Tags: #Novela Negra, #spanish

Cuidado con esa mujer (17 page)

Fueron a un despacho contiguo a la pequeña habitación donde se guardaban las recetas. El hombre del cabello gris cerró la puerta y miró a George a la cara.

George estaba temblando. Dijo.

—La cajera que trabajaba aquí hace tres años.

—Diga —dijo el director de la tienda—, ¿sabe usted cuántas cajeras hemos tenido aquí en los últimos tres años?

—¿Guardan ustedes fichas?

—Bueno, sí. Tenemos los archivos de la Seguridad Social. Pero tengo que saber algo. Tengo que saber con qué autoridad viene usted aquí y pide información sobre una ex empleada. Si son referencias lo que usted quiere…

—Podemos decirlo así —dijo George con aire cansado—. Podemos decir que quiero referencias.

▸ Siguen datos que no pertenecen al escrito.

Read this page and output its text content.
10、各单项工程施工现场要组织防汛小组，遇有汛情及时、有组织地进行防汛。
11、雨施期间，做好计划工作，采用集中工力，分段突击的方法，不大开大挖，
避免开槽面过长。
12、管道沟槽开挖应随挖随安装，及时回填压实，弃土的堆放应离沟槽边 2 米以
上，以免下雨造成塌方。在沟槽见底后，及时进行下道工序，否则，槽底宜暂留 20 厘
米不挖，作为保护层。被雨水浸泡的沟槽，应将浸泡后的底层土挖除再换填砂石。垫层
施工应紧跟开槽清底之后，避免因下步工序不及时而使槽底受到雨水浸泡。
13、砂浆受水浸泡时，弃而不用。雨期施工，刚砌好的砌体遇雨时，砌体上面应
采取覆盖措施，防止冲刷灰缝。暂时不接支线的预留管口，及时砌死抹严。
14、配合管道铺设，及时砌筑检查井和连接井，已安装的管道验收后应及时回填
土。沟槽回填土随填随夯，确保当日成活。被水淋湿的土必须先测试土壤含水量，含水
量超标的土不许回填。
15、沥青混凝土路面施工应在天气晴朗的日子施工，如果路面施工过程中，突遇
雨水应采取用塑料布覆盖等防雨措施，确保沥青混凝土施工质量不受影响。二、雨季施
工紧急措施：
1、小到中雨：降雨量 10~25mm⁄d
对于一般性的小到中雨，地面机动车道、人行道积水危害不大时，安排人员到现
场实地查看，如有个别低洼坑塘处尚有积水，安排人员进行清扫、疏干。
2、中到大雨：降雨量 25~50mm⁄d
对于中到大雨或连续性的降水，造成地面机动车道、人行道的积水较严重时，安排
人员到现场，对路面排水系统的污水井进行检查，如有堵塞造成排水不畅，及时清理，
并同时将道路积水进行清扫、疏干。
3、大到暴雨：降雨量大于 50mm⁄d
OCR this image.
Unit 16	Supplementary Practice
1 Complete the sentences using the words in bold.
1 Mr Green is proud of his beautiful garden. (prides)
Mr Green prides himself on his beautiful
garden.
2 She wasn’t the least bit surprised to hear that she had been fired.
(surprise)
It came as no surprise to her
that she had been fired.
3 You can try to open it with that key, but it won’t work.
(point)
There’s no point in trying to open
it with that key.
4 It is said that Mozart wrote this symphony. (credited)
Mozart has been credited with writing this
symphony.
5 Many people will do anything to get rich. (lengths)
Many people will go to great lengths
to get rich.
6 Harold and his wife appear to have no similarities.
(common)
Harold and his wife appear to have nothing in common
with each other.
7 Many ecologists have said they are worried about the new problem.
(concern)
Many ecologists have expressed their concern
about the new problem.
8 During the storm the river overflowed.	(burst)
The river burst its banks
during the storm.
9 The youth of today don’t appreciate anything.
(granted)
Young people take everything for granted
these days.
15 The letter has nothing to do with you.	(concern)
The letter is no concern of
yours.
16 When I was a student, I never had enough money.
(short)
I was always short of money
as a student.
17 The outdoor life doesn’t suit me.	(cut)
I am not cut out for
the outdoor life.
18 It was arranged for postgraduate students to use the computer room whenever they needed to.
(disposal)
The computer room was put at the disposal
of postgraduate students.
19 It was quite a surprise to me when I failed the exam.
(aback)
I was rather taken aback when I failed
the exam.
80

—¿Es usted propietario de una tienda?

—No.

—Está bien, ¿a qué se dedica? —El hombre del cabello gris estaba abriendo un archivador y se volvió para contemplar a George, que estaba de pie, temblando.

—Estoy en el negocio de las inversiones bancarias.

—Eso no me dice nada. —El hombre del cabello gris se apartó del archivador—. Oiga —dijo—, si es usted investigador privado, será mejor que me lo diga. No soy un hombre duro de tratar siempre que sepa dónde estoy y siempre que esté seguro de que nadie está intentando engañarme.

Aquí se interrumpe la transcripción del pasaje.